Maka tatkala ia (Sulaiman ‘alaihis-salam) tersungkur, tahulah jin itu bahwa kalau sekiranya mereka men getahui yang ghaib, tentulah mereka tidak tetap dalam siksa yang menghinakan.(QS Saba’: 14).
Soal ramalan ini, tengah ramai diperbincangkan di Tanah Air. Bahkan menjadi viral di berbagai media sosial Tanah Air.
Ustad Ahmad Sarwat Lc, dari Rumah Fiqih Indonesia menjelaskannya sebagai berikut:
Peramal dalam bahasa Arabnya adalah‘arraf.Istilah ini mencakup setiap orang yang mengklaim mengetahui hal-hal gaib, baik tentang masa mendatang atau yang ada pada hati manusia, baik dengan cara berhubungan dengan jin, atau melihat (mengamati), atau dengan menggaris-garis di pasir atau membaca alas gelas minum atau dengan cara lainnya.
Perbuatan menjadi peramal adalah perbuatan dosa . Dan tidak ada peramal kalau tidak ada orang yang datang minta diramal. Karena itu, hadis nabi bukan hanya melarang praktek meramal, tetapi mendatangi peramal pun juga dosa.
Dan Inilah konsekuensi hukum Islam bila mempercayai sebuah ramalan :
1. Salatnya Tidak Diterima 40 Hari
Disebutkan bahwa salatnya tidak diterima sebanyak empat puluh hari.Nauzu billahi min zalik. Rasulullah saw bersabda:Siapa yang mendatangi ‘arraf lalu ia menanyakan sesuatu dan membenarkannya, maka tidak diterima shalatnya selama empat puluh hari. (HR Muslii dan Ahmad)
2. Kufur kepada Agama Islam
Barangsiapa mendatangi Kahin (dukun), lalu membenarkan apa yang diucapkannya, niscaya ia telah kafir terhadap apa yang diturunkan kepada nabi Muhammad saw. (HR Abu Daud, at-Tirmidz Ibnu Majah, Ahmad dan ad-Darimi)Sebab, di antara (ajaran) yang diturunkan kepada Nabi Muhammad saw. adalah bahwa hal-hal yang gaib tidak ada yang mengetahuinya selain Allah.
Allah berfirman:
قُلْ لَّا يَعۡلَمُ مَنۡ فِى السَّمٰوٰتِ وَالۡاَرۡضِ الۡغَيۡبَ اِلَّا اللّٰهُؕ وَمَا يَشۡعُرُوۡنَ اَيَّانَ يُبۡعَثُوۡنَ
Qul laa ya'lamu mman fis sammaawaati wal ardil ghaiba illal laah; wa maa yash'uruuna aiyaana yub'asuun
Artinya : "Katakanlah: “Tidak ada seorangpun di langit dan di bumi yang mengetahui perkara yang gaib, kecuali Allah." (QS An-Naml 65)

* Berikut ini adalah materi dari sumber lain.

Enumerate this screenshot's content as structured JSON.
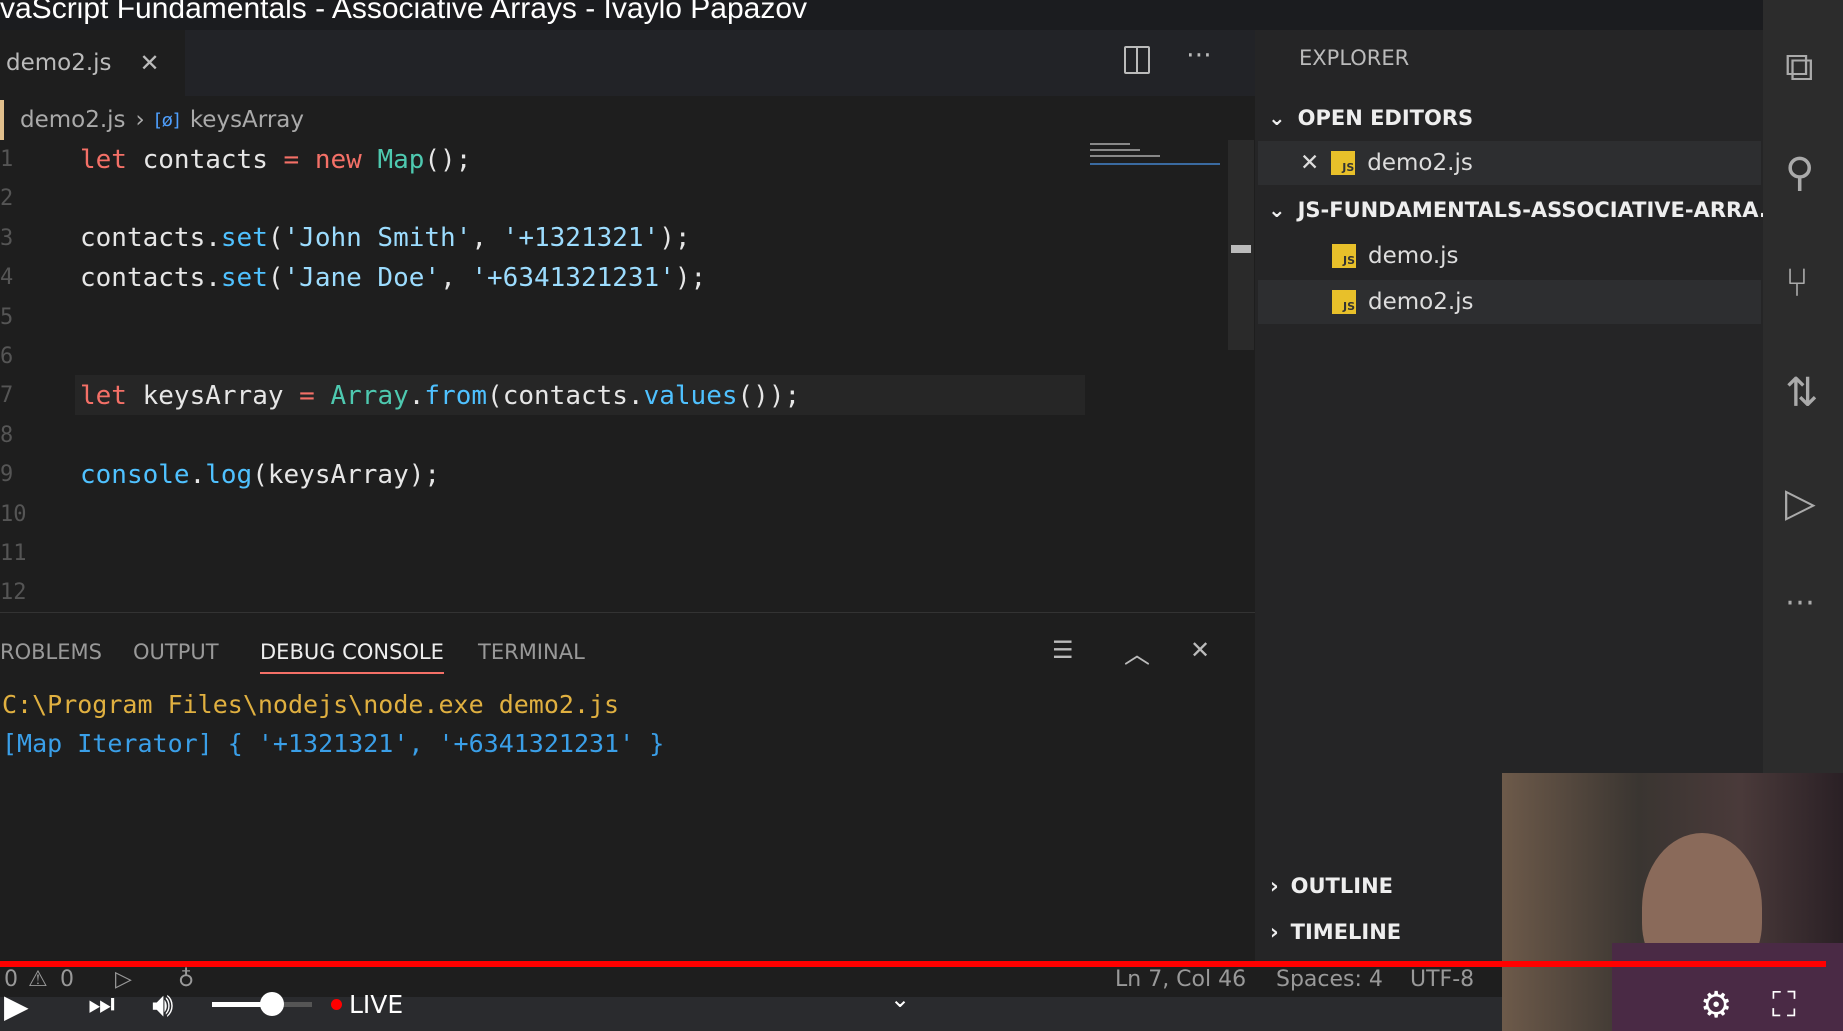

Dan pada sisi Allah-lah kunci-kunci semua yang gaib; tak ada yang mengetahuinya selain Dia sendiri. (QS AI-An’am: 59)
(Dia adalah Tuhan) Yang Mengetahui yang gaib, maka Dia tidak memperlihatkan kepada seorangpun tentang yang gaib itu. Kecuali kepada rasul yang diridhai-Nya. (QS Jin: 26 - 27)
Bahkan Nabi Muhammad saw sendiri tidak mengetahui hal-hal ghaib kecuali yang diberitahukan Allah kepadanya melalui wahyu, karenanya Allah berfirman kepadanya:
Katakanlah, “Aku tidak berkuasa menarik kemanfaatan bag’i diriku dan tidak (pula) menolak kemudharatan kecuali yang dikehendaki Allah, dan sekiranya aku men getahui yang gaib, tentulah aku membuat kebajikan sebanyak-banyaknya dan aku tidak akan ditimpa kemudharatan. Aku tidak lain hanyalah pemberi peringatan, dan pembawa berita gembira bagi orang-orang yang beriman." (QS Al-A’raf: 188)
Begitu juga jin, yang oleh para tukang sihir dan dukun dimintai pertolongan, mereka juga tidak memiliki kemampuan untuk mengetahui hal-hal gaib. Al-Qur’an menceritakan bahwa jin-jin Nabi Sulaiman ‘alaihis-salam tidak mengetahui kematian beliau.
Maka tatkala ia (Sulaiman ‘alaihis-salam) tersungkur, tahulah jin itu bahwa kalau sekiranya mereka men getahui yang ghaib, tentulah mereka tidak tetap dalam siksa yang menghinakan.(QS Saba’: 14).